В тот же день он узнал кучу новостей. Оказывается, митрополит Сергий, когда началась война, обратился к верующим с призывом присоединиться к борьбе с иноземным врагом. Проханов разыскал этот документ и с любопытством стал читать его. Особенно многозначительными показались ему слова митрополита: «Ни в удельный период, ни в татарщину, ни в смутное время церковь не предавала своего земного отечества врагам, не пользовалась в своих интересах его бессилием, а, напротив, всячески его поддерживала, собирала и усиливала. Не могла церковь изменить своего отношения к отечеству и после Октябрьской революции…»

— Ого! — усмехнулся Проханов. — Интересно, что думает блаженнейший митрополит Сергий о Поместном соборе русской православной церкви, состоявшемся в начале 1918 года, который в своем постановлении писал, что декрет от 23 января 1918 года об отделении церкви от государства и школы от церкви следует считать как «злостное покушение на весь строй жизни православной церкви и акт открытого против нее гонения».

Проханов отлично помнит эти слова, потому что они овладели тогда всеми его помыслами и толкнули на открытую борьбу с советской властью, чего, собственно, хотел и добивался патриарх Тихон.

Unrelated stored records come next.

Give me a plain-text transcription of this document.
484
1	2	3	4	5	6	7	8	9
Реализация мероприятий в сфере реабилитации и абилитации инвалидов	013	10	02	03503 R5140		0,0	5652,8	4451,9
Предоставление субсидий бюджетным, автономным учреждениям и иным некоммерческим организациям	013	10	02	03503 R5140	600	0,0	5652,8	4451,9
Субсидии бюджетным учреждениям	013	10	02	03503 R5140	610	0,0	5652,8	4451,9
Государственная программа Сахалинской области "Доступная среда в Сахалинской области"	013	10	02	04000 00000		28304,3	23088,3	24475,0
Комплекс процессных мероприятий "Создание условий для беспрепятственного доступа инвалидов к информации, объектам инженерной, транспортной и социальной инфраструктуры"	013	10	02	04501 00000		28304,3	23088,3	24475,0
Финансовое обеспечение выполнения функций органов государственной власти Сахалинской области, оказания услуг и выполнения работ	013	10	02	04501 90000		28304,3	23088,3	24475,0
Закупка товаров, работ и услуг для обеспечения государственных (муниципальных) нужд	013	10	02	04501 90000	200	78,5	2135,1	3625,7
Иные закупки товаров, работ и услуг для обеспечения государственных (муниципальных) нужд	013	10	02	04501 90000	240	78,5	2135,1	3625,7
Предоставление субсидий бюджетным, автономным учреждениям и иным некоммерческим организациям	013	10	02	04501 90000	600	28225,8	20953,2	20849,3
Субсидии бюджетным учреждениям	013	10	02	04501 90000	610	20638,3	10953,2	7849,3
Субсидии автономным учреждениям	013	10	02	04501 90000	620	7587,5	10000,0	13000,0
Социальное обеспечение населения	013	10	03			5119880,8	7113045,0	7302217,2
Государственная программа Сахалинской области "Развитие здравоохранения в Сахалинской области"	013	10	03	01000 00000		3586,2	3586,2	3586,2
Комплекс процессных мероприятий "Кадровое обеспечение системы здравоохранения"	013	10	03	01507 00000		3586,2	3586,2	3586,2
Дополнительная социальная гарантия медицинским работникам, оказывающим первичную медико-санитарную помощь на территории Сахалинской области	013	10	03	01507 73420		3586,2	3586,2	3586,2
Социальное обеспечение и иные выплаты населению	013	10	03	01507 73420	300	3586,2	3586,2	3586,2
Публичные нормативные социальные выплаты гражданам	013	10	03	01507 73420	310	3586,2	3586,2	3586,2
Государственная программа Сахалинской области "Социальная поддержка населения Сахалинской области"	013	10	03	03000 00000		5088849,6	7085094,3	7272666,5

А сколько православных священников служило в армиях Деникина, Врангеля, Юденича! Тысячи и тысячи. Сколько было организовано всяких полков Иисуса, полков богородиц!..

А как церковные деятели выступали против коллективизации и усилий советской власти наладить сельское хозяйство! А разве он, Проханов, не помнит, сколько во время революции и после нее эмигрировало за границу церковных князей и рядовых священников?.Они объединились там в союзы и общества, чтобы руководить выступлениями против советской власти. Руководить такими, как он, Проханов.

Нет, он бы не стал говорить столь категорично. О таких, как епископ Поликарп Сикорский, митрополит литовский Сергий, прибалтийские архиереи, да и он сам, Проханов, которого господин фон Брамель-Штубе прочил в руководители «Русского православного братства», вряд ли народ забудет. Правда, ему лично удалось выкрутиться, но не все такие счастливчики, как он. Призыв митрополита Сергия задел его за живое…

Почему-то вспомнились слова из завещания патриарха Тихона — «не допускать никаких уступок и компромисс сов в области веры…» Конечно, патриарх Тихом тогда перестроился, перекрасился и, если уж говорить откровенно, приспособился к новым условиям и стал призывать таких, как он, Проханов, быть лояльными к советской власти. У патриарха не было другого выхода.